Les insurgés libyens reculent

Il y a encore une semaine, les insurgés libyens étaient à Ben Jawad et se voyaient déjà prendre Syrte pour préparer l'assaut final sur Kadhafi à Tripoli. Mais, pour la plupart volontaires, mal encadrés et mal équipés, ils reculent face aux attaques de l’armée régulière. Une semaine et des dizaines de raids aériens plus tard, ils ont perdu deux cents kilomètres et les localités de Ras Lanuf, Ben Jawad, Agueila et Bréga. Lundi 14 mars 2011, les insurgés ont été bombardés à Ajdébyia et Tobrouk, derniers verrous contrôlant l'accès à Benghazi, capitale de la Libye libre.

Sur les lignes de front, les insurgés en chaussures de tennis n'ont d'autre recours que l'improvisation car - ils s'en plaignent - ils n'ont pas de gradés vers qui se tourner. Malgré les nombreuses défections annoncées au sein de l’armée régulière par les forces révolutionnaires, les militaires de carrière sont en effet peu visibles parmi les rebelles.

L'offensive des hommes de Kadhafi repose avant tout sur des raids aériens. Paradoxalement, les pilotes des Sumo manquent presque toujours leurs cibles, comme s'ils voulaient éviter les pertes civiles qui provoqueraient par ricochet une intervention militaire de la communauté internationale.

Pourtant, même imprécis, les raids et l'artillerie lourde poussent les insurgés à reculer. Ils étaient pour la plupart médecins ingénieurs ou étudiants le mois dernier et n’ont aucune expérience des combats.
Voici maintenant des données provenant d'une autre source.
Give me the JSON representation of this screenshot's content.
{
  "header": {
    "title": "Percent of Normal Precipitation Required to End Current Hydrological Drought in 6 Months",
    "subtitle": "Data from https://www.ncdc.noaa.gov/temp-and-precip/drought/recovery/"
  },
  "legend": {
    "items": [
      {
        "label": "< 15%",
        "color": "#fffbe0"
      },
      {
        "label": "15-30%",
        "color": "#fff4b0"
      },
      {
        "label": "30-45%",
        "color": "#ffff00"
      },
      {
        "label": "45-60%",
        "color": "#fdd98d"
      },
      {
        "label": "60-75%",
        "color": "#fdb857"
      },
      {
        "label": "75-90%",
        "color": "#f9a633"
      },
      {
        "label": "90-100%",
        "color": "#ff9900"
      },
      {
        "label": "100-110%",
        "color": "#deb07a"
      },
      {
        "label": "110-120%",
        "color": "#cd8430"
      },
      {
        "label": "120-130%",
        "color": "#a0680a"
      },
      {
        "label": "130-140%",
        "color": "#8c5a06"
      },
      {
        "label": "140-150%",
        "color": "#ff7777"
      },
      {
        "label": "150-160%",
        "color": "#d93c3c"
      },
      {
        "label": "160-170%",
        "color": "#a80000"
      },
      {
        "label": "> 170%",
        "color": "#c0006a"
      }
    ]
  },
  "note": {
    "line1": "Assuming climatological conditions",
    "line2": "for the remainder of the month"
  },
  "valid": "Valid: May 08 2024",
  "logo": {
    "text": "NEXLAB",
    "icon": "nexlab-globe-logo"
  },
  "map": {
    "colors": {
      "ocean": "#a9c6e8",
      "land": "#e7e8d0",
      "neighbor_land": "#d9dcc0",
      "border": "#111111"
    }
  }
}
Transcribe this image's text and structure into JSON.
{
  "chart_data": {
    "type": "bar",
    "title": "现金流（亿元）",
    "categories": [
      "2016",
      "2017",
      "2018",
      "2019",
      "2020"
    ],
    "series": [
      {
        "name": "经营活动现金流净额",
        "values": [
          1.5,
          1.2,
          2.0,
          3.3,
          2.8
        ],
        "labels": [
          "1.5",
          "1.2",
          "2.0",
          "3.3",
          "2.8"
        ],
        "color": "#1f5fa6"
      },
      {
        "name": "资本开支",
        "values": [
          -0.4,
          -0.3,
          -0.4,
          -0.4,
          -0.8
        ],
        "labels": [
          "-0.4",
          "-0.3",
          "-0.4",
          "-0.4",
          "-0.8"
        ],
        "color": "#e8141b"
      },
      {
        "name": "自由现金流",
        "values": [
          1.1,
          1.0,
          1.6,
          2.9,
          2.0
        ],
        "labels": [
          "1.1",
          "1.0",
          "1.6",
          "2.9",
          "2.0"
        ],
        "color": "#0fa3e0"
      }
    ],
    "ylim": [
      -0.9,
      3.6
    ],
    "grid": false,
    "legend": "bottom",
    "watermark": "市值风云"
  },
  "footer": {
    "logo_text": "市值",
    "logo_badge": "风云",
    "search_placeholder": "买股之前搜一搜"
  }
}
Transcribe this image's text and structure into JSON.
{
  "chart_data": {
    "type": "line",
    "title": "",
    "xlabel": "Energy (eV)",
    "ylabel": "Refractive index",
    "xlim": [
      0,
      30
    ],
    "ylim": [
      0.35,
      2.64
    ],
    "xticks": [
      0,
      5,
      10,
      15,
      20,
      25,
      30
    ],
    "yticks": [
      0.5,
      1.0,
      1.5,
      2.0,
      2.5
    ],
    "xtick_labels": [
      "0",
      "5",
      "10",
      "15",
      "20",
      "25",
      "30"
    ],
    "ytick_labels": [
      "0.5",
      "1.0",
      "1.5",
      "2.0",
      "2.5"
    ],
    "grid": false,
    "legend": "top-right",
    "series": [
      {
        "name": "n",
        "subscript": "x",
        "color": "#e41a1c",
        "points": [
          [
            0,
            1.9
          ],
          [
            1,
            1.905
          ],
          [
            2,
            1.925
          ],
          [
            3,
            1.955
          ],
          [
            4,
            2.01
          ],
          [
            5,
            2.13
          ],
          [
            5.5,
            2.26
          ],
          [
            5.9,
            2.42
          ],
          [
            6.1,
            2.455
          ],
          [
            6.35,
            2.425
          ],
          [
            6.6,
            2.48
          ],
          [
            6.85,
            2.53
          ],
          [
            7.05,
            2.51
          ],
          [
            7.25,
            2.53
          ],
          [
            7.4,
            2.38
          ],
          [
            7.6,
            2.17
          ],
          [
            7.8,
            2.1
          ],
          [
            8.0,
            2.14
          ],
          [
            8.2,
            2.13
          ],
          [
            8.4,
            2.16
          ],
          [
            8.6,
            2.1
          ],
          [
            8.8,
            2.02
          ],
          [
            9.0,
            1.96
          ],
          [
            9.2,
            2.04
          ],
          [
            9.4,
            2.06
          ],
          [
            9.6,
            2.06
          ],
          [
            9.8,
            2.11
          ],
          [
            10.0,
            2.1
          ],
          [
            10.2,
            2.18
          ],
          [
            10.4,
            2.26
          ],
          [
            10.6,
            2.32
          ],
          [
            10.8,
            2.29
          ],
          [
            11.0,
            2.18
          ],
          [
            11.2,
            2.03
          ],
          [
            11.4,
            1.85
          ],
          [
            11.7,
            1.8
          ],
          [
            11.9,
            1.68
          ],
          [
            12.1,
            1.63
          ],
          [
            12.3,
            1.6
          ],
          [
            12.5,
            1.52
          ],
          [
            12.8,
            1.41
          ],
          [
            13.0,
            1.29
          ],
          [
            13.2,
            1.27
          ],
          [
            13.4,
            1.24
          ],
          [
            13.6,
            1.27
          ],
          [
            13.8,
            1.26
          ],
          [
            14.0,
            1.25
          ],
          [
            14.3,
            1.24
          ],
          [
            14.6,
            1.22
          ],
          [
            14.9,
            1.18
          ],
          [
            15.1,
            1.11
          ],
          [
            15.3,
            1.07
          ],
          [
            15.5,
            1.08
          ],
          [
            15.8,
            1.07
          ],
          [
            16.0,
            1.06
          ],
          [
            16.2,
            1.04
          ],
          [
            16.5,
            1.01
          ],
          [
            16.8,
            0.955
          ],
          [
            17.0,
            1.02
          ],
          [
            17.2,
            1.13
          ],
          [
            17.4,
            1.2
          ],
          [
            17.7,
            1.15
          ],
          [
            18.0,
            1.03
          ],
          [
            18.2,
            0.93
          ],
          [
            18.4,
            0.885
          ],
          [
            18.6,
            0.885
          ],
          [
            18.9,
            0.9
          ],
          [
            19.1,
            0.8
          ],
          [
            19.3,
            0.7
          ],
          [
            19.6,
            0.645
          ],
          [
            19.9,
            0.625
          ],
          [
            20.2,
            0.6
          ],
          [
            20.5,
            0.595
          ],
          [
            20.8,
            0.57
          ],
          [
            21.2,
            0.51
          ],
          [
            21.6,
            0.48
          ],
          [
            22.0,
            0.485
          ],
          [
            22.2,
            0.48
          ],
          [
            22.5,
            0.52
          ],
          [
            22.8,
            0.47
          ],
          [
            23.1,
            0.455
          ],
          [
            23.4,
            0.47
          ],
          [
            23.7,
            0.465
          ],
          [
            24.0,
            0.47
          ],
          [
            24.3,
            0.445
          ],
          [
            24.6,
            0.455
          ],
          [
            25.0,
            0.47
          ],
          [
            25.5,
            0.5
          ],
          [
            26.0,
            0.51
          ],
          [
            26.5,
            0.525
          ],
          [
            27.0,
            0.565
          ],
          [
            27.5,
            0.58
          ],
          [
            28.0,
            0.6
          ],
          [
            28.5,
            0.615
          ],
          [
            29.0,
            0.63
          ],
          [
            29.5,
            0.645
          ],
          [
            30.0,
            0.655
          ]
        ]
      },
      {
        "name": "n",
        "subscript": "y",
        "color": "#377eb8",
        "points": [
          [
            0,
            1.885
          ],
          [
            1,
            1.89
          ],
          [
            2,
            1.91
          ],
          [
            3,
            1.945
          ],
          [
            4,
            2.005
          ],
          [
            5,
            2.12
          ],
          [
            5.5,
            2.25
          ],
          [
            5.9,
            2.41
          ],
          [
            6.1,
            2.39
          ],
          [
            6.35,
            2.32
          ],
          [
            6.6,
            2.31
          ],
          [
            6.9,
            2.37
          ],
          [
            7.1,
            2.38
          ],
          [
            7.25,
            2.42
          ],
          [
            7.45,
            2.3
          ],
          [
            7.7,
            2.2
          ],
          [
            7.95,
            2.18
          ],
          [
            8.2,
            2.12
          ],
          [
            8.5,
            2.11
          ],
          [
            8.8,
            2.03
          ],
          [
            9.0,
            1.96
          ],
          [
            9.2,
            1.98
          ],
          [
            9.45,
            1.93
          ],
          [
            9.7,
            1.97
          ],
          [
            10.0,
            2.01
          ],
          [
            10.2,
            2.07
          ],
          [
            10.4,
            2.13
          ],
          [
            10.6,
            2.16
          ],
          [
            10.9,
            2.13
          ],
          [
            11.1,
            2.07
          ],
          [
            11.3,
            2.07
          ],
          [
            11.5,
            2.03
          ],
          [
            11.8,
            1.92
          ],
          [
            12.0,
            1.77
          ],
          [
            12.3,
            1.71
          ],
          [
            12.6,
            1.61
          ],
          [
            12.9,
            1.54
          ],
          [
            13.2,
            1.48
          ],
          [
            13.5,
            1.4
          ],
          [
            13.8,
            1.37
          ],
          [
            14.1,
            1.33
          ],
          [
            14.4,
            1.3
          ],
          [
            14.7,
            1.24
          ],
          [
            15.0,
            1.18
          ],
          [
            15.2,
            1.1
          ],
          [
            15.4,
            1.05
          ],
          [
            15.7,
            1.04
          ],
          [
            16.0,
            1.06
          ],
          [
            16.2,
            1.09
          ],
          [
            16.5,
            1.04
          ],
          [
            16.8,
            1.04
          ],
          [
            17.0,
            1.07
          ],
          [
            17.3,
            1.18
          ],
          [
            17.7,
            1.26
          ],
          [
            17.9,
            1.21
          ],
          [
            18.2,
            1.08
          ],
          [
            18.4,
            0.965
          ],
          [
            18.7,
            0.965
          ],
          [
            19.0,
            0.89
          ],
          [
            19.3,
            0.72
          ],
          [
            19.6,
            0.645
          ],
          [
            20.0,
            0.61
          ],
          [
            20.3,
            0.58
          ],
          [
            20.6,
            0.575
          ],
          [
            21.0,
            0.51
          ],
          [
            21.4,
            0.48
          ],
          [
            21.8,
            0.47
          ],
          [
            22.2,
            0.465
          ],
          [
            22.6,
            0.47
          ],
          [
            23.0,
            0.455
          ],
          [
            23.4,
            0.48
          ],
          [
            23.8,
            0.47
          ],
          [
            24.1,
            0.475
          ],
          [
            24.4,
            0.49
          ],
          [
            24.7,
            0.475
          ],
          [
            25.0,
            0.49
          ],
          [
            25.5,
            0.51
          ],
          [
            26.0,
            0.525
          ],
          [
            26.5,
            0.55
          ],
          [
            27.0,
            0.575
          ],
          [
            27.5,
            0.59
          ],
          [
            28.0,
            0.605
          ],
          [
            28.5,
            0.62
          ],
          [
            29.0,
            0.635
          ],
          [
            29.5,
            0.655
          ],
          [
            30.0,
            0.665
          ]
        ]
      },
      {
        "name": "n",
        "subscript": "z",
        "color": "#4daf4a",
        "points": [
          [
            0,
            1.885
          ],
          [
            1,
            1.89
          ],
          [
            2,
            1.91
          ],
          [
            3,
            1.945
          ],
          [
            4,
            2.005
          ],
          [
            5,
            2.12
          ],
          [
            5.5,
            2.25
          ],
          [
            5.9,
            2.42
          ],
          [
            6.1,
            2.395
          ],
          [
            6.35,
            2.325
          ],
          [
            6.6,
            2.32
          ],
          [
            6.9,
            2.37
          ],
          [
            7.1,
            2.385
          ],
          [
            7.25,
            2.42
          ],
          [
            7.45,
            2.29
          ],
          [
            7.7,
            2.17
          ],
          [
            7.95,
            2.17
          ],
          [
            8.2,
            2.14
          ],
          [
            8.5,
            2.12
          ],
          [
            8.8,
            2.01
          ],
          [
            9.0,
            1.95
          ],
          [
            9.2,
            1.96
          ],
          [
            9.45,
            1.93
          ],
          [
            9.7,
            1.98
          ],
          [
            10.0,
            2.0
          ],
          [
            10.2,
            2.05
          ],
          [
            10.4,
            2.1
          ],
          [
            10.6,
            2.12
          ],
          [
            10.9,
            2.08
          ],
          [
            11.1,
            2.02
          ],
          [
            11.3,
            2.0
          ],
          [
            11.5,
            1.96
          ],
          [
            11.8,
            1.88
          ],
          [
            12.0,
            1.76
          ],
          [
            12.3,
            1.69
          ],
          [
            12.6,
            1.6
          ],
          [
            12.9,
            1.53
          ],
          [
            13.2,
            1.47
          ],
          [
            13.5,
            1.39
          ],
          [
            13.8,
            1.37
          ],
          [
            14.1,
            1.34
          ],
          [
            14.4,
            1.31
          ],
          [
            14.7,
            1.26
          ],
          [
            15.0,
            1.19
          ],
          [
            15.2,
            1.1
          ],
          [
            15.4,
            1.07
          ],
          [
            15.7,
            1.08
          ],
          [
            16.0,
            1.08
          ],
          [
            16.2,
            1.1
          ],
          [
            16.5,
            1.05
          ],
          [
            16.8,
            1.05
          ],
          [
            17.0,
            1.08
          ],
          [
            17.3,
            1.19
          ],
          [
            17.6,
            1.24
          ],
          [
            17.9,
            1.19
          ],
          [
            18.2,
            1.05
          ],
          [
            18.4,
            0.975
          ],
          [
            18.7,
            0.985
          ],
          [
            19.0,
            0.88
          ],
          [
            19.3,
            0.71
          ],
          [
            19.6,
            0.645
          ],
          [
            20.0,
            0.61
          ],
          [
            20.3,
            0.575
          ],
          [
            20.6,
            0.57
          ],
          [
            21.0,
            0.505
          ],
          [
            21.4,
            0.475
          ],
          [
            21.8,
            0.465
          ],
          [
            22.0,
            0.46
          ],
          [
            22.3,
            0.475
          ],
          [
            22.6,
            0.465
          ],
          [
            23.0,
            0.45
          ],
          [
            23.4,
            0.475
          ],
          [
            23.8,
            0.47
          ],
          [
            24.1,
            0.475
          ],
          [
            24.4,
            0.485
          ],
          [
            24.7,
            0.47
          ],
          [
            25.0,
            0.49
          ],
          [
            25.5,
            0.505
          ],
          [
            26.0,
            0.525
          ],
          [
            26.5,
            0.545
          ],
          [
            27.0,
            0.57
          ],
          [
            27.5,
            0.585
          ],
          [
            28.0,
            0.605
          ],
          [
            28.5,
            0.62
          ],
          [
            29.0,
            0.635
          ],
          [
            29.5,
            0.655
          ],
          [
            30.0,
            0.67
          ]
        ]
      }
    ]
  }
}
Aux check points, ces guerriers amateurs naviguent entre euphorie et panique, et sont distraits par les photographes et les badauds ayant soif de sensation.

Leur farouche détermination a pu désarçonner au début les forces de l’armée régulière, mais l'expérience des troupes du Guide, mieux armées, semble s’imposer. Mouammar Kadhafi a dégainé son arme favorite : la peur semée par ses hommes infiltrés dans la Libye libre. A Benghazi, ils ont tué le cadreur d'une équipe télé et ont déjà fait fuir des masses de journalistes internationaux, qui manqueront peut-être la contre-offensive finale des hommes du chef de la Jamahiriya.


L'état d'esprit à Tobrouk

avec nos envoyés spéciaux

 

Le verrou d’Ajdabiyah ouvre sur deux routes, l’une vers le nord dans la direction de Benghazi, l’autre vers le nord-est, vers Tobrouk et la frontière égyptienne. A Tobrouk, les gens ignorent de quoi demain sera fait.
 

C’est une petite ville tranquille, loin de l’effervescence de Benghazi. Mais ici, comme à Benghazi, il y a une place, fraîchement rebaptisée Place des martyrs, où l’on campe pour demander le départ du colonel Kadhafi. On y trouve une banque, qui fonctionne normalement, et dont l’une des employées est Irakienne. « Personne ici ne sait ce qui se passera demain, dit-elle. Moi je n’ai pas peur, je suis irakienne, j’ai l’habitude. Mais les gens ici craignent d’être punis si Kadhafi revient ».
 

A quelques mètres de là, on refait le monde et la démocratie. Abdallah et ses amis discutent, souvent bruyamment, de la situation : « La liberté, on la connait maintenant. Avant on voyait à la télé comment les gens vivaient ailleurs, mais maintenant on y a goûté aussi. Il n’y a pas de retour en arrière possible. Même si c’est Tobrouk la prochaine étape, qu’est-ce que ça fait ? Si on meurt, qu’est ce que ça fait ? Si nous n’avons pas la liberté peut être que ce seront nos enfants qui l’auront. Rien n’est gratuit, la liberté, ce n’est pas gratuit ».